THE DO-GOODER FUNDS CONTINUE TO STALL
Morningstar predicted this trend of stasis at the end of 2017 in their blog post ‘5 Investment Themes for Advisors to Watch for in 2018,’ when they suggested that: ESG is not yet a growth story. Why? First, the cohort that expresses the most interest—millennials—have the least to invest. Second, the most natural place for millennials to begin to invest—their company’s 401(k) plan—is unlikely to offer an ESG option, although a few ESG target-date series have popped up. Finally, there just are not enough good options in the market, especially passive ones, to satisfy investors’ very specific values-based-investing needs. Some of these strategies do exist, but they’re hard to find. (We’re working on it at Morningstar.) Sustainable investing is ready to go main stream, but it’s going to take a little more time for interest to become reality. It appears they were right last year, and that 2018 is going to close with much the same financial speed bumps in place for ESG offerings heading into 2019.

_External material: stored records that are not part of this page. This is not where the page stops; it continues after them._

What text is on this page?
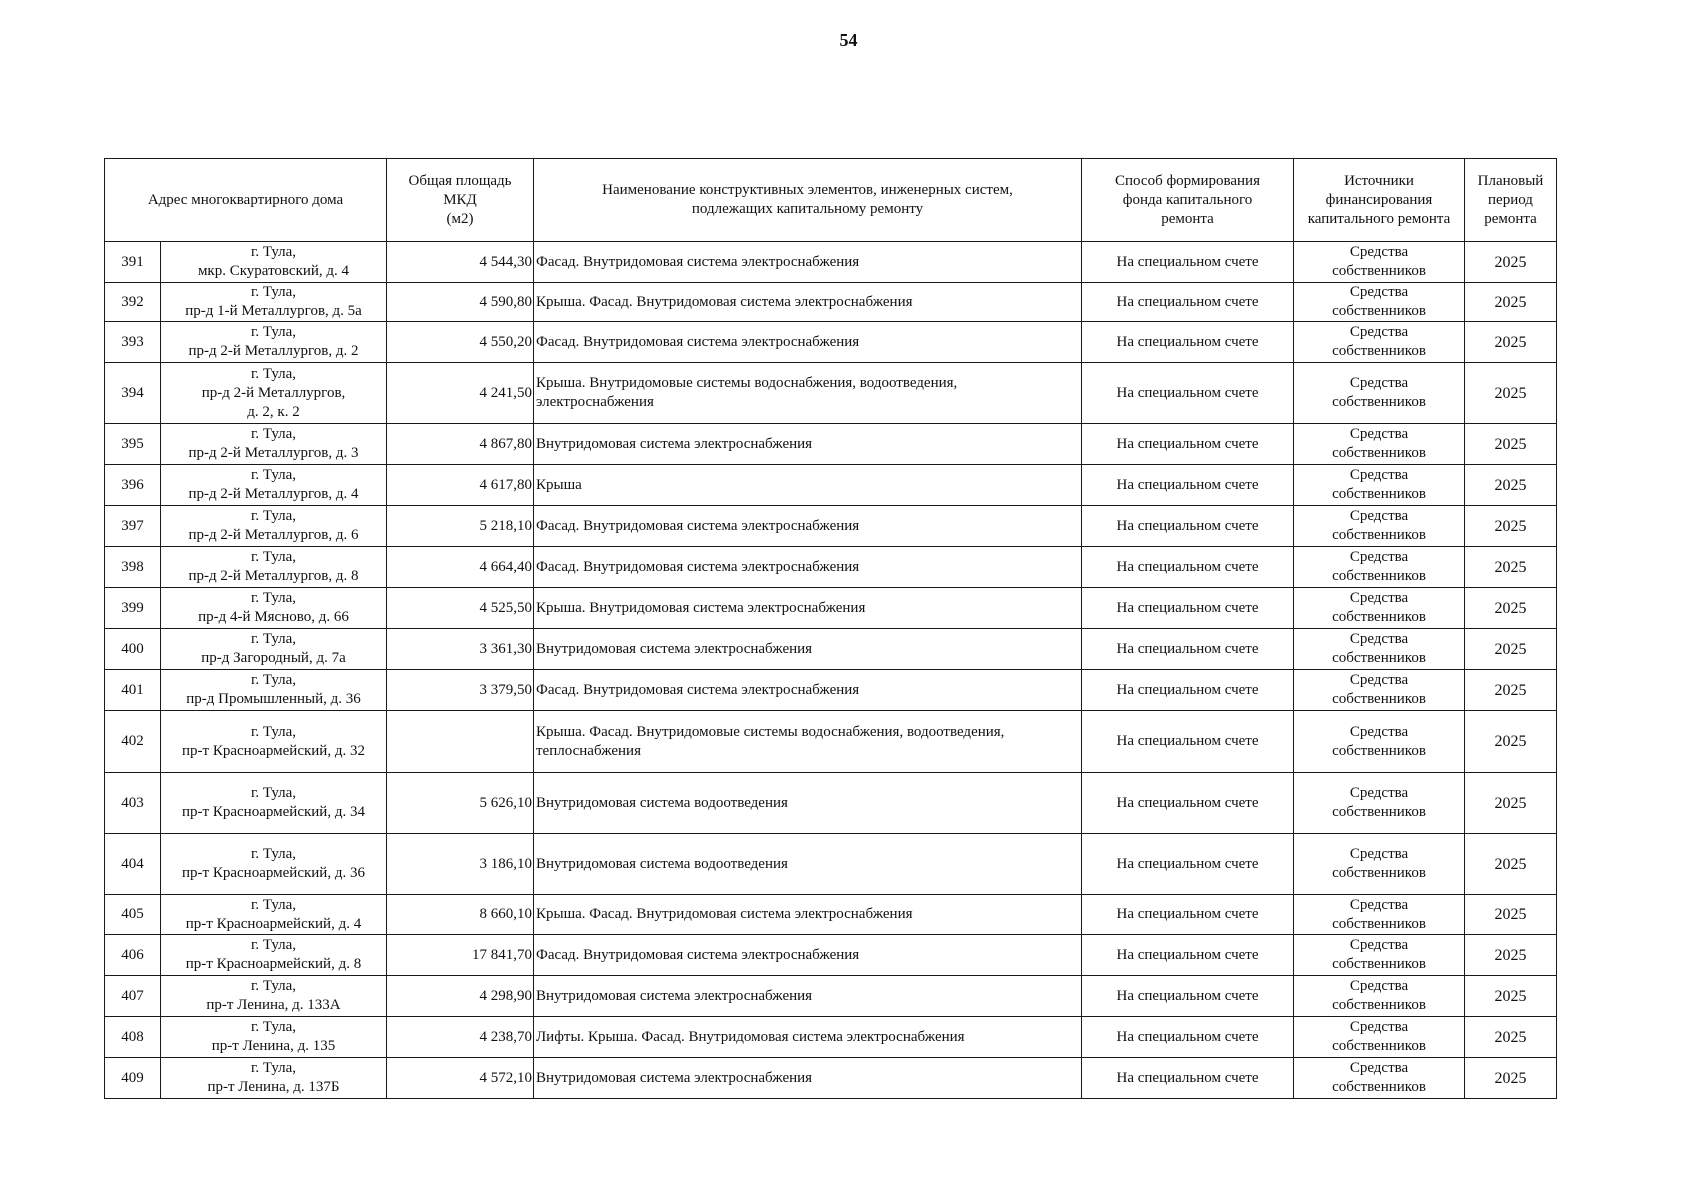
54
Адрес многоквартирного дома		Общая площадь
МКД
(м2)	Наименование конструктивных элементов, инженерных систем,
подлежащих капитальному ремонту	Способ формирования
фонда капитального
ремонта	Источники
финансирования
капитального ремонта	Плановый
период
ремонта
391	г. Тула,
мкр. Скуратовский, д. 4	4 544,30	Фасад. Внутридомовая система электроснабжения	На специальном счете	Средства
собственников	2025
392	г. Тула,
пр-д 1-й Металлургов, д. 5а	4 590,80	Крыша. Фасад. Внутридомовая система электроснабжения	На специальном счете	Средства
собственников	2025
393	г. Тула,
пр-д 2-й Металлургов, д. 2	4 550,20	Фасад. Внутридомовая система электроснабжения	На специальном счете	Средства
собственников	2025
394	г. Тула,
пр-д 2-й Металлургов,
д. 2, к. 2	4 241,50	Крыша. Внутридомовые системы водоснабжения, водоотведения,
электроснабжения	На специальном счете	Средства
собственников	2025
395	г. Тула,
пр-д 2-й Металлургов, д. 3	4 867,80	Внутридомовая система электроснабжения	На специальном счете	Средства
собственников	2025
396	г. Тула,
пр-д 2-й Металлургов, д. 4	4 617,80	Крыша	На специальном счете	Средства
собственников	2025
397	г. Тула,
пр-д 2-й Металлургов, д. 6	5 218,10	Фасад. Внутридомовая система электроснабжения	На специальном счете	Средства
собственников	2025
398	г. Тула,
пр-д 2-й Металлургов, д. 8	4 664,40	Фасад. Внутридомовая система электроснабжения	На специальном счете	Средства
собственников	2025
399	г. Тула,
пр-д 4-й Мясново, д. 66	4 525,50	Крыша. Внутридомовая система электроснабжения	На специальном счете	Средства
собственников	2025
400	г. Тула,
пр-д Загородный, д. 7а	3 361,30	Внутридомовая система электроснабжения	На специальном счете	Средства
собственников	2025
401	г. Тула,
пр-д Промышленный, д. 36	3 379,50	Фасад. Внутридомовая система электроснабжения	На специальном счете	Средства
собственников	2025
402	г. Тула,
пр-т Красноармейский, д. 32		Крыша. Фасад. Внутридомовые системы водоснабжения, водоотведения,
теплоснабжения	На специальном счете	Средства
собственников	2025
403	г. Тула,
пр-т Красноармейский, д. 34	5 626,10	Внутридомовая система водоотведения	На специальном счете	Средства
собственников	2025
404	г. Тула,
пр-т Красноармейский, д. 36	3 186,10	Внутридомовая система водоотведения	На специальном счете	Средства
собственников	2025
405	г. Тула,
пр-т Красноармейский, д. 4	8 660,10	Крыша. Фасад. Внутридомовая система электроснабжения	На специальном счете	Средства
собственников	2025
406	г. Тула,
пр-т Красноармейский, д. 8	17 841,70	Фасад. Внутридомовая система электроснабжения	На специальном счете	Средства
собственников	2025
407	г. Тула,
пр-т Ленина, д. 133А	4 298,90	Внутридомовая система электроснабжения	На специальном счете	Средства
собственников	2025
408	г. Тула,
пр-т Ленина, д. 135	4 238,70	Лифты. Крыша. Фасад. Внутридомовая система электроснабжения	На специальном счете	Средства
собственников	2025
409	г. Тула,
пр-т Ленина, д. 137Б	4 572,10	Внутридомовая система электроснабжения	На специальном счете	Средства
собственников	2025
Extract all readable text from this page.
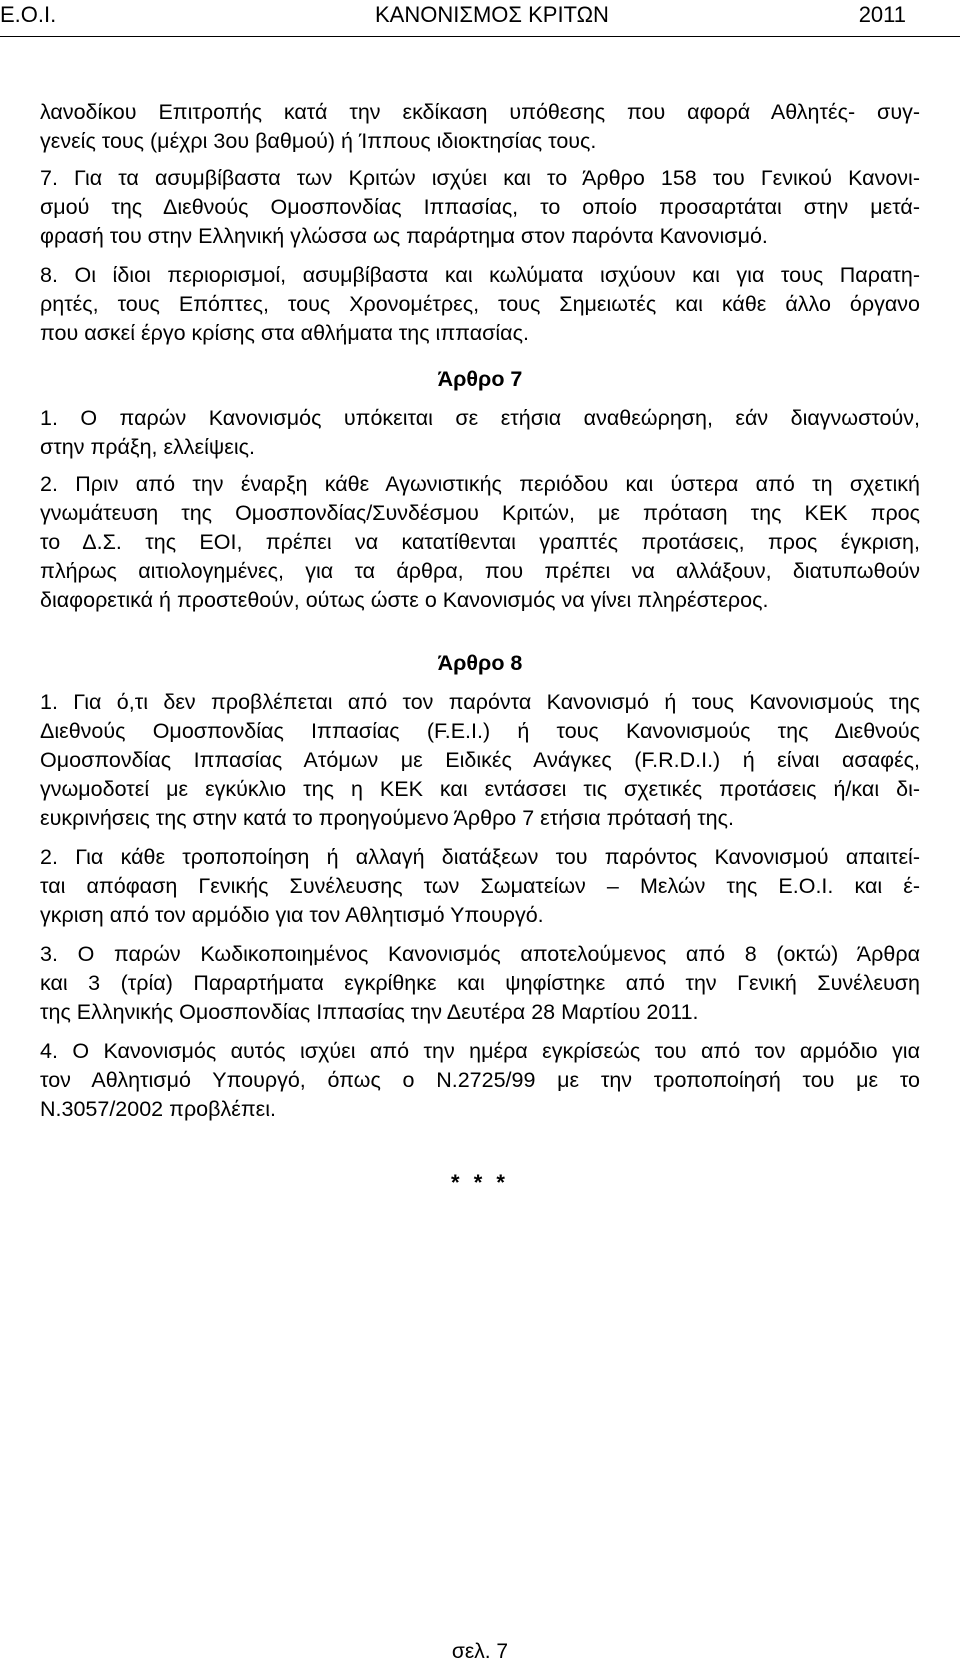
Ε.Ο.Ι.	ΚΑΝΟΝΙΣΜΟΣ ΚΡΙΤΩΝ	2011
λανοδίκου Επιτροπής κατά την εκδίκαση υπόθεσης που αφορά Αθλητές- συγ-
γενείς τους (μέχρι 3ου βαθμού) ή Ίππους ιδιοκτησίας τους.
7. Για τα ασυμβίβαστα των Κριτών ισχύει και το Άρθρο 158 του Γενικού Κανονι-
σμού της Διεθνούς Ομοσπονδίας Ιππασίας, το οποίο προσαρτάται στην μετά-
φρασή του στην Ελληνική γλώσσα ως παράρτημα στον παρόντα Κανονισμό.
8. Οι ίδιοι περιορισμοί, ασυμβίβαστα και κωλύματα ισχύουν και για τους Παρατη-
ρητές, τους Επόπτες, τους Χρονομέτρες, τους Σημειωτές και κάθε άλλο όργανο
που ασκεί έργο κρίσης στα αθλήματα της ιππασίας.
Άρθρο 7
1. Ο παρών Κανονισμός υπόκειται σε ετήσια αναθεώρηση, εάν διαγνωστούν,
στην πράξη, ελλείψεις.
2. Πριν από την έναρξη κάθε Αγωνιστικής περιόδου και ύστερα από τη σχετική
γνωμάτευση της Ομοσπονδίας/Συνδέσμου Κριτών, με πρόταση της ΚΕΚ προς
το Δ.Σ. της ΕΟΙ, πρέπει να κατατίθενται γραπτές προτάσεις, προς έγκριση,
πλήρως αιτιολογημένες, για τα άρθρα, που πρέπει να αλλάξουν, διατυπωθούν
διαφορετικά ή προστεθούν, ούτως ώστε ο Κανονισμός να γίνει πληρέστερος.
Άρθρο 8
1. Για ό,τι δεν προβλέπεται από τον παρόντα Κανονισμό ή τους Κανονισμούς της
Διεθνούς Ομοσπονδίας Ιππασίας (F.E.I.) ή τους Κανονισμούς της Διεθνούς
Ομοσπονδίας Ιππασίας Ατόμων με Ειδικές Ανάγκες (F.R.D.I.) ή είναι ασαφές,
γνωμοδοτεί με εγκύκλιο της η ΚΕΚ και εντάσσει τις σχετικές προτάσεις ή/και δι-
ευκρινήσεις της στην κατά το προηγούμενο Άρθρο 7 ετήσια πρότασή της.
2. Για κάθε τροποποίηση ή αλλαγή διατάξεων του παρόντος Κανονισμού απαιτεί-
ται απόφαση Γενικής Συνέλευσης των Σωματείων – Μελών της Ε.Ο.Ι. και έ-
γκριση από τον αρμόδιο για τον Αθλητισμό Υπουργό.
3. Ο παρών Κωδικοποιημένος Κανονισμός αποτελούμενος από 8 (οκτώ) Άρθρα
και 3 (τρία) Παραρτήματα εγκρίθηκε και ψηφίστηκε από την Γενική Συνέλευση
της Ελληνικής Ομοσπονδίας Ιππασίας την Δευτέρα 28 Μαρτίου 2011.
4. Ο Κανονισμός αυτός ισχύει από την ημέρα εγκρίσεώς του από τον αρμόδιο για
τον Αθλητισμό Υπουργό, όπως ο Ν.2725/99 με την τροποποίησή του με το
Ν.3057/2002 προβλέπει.
* * *
σελ. 7
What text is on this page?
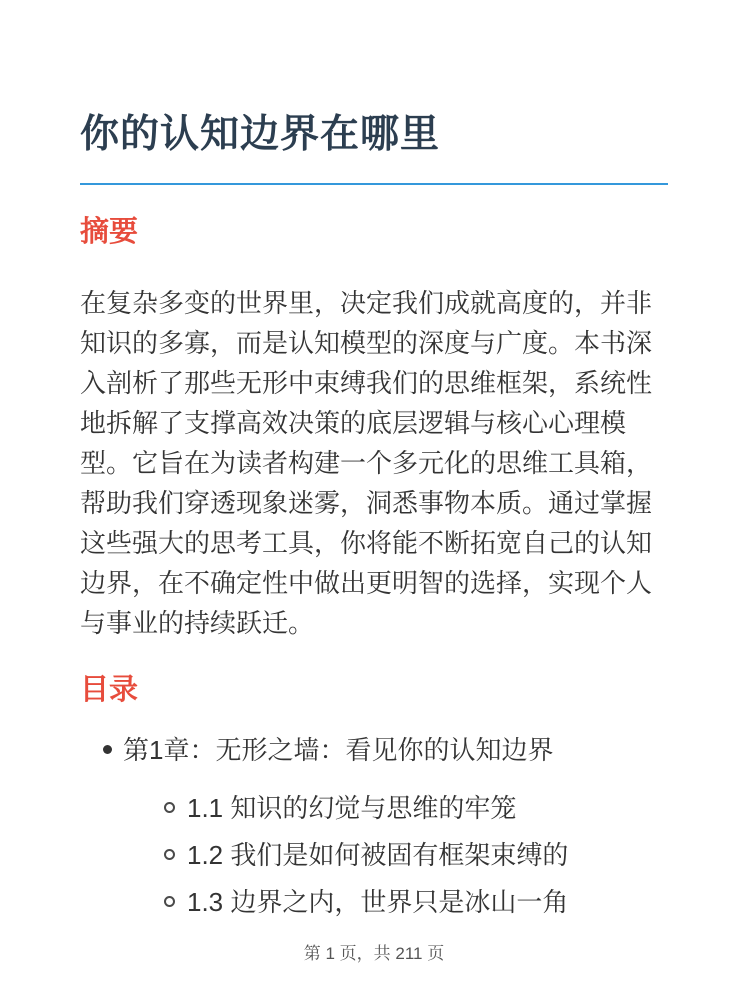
你的认知边界在哪里
摘要

在复杂多变的世界里，决定我们成就高度的，并非知识的多寡，而是认知模型的深度与广度。本书深入剖析了那些无形中束缚我们的思维框架，系统性地拆解了支撑高效决策的底层逻辑与核心心理模型。它旨在为读者构建一个多元化的思维工具箱，帮助我们穿透现象迷雾，洞悉事物本质。通过掌握这些强大的思考工具，你将能不断拓宽自己的认知边界，在不确定性中做出更明智的选择，实现个人与事业的持续跃迁。

目录
第1章：无形之墙：看见你的认知边界
1.1 知识的幻觉与思维的牢笼
1.2 我们是如何被固有框架束缚的
1.3 边界之内，世界只是冰山一角
第 1 页，共 211 页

BY ALL MEANS, PLAY BALL IN 2019, BUT KEEP YOUR FOCUS ON YOUR GOALS
If Preqin’s survey data is accurate, and 84% of investors plan to increase their allocation to alternatives over the next five years, it is increasingly important that they understand and evaluate the growing array of options within this space. Some trends appear to offer real potential to savvy investors, while others may present more of a pitfall than a payoff. Identifying which is a personal pursuit that investors will want to identify for their portfolio goals.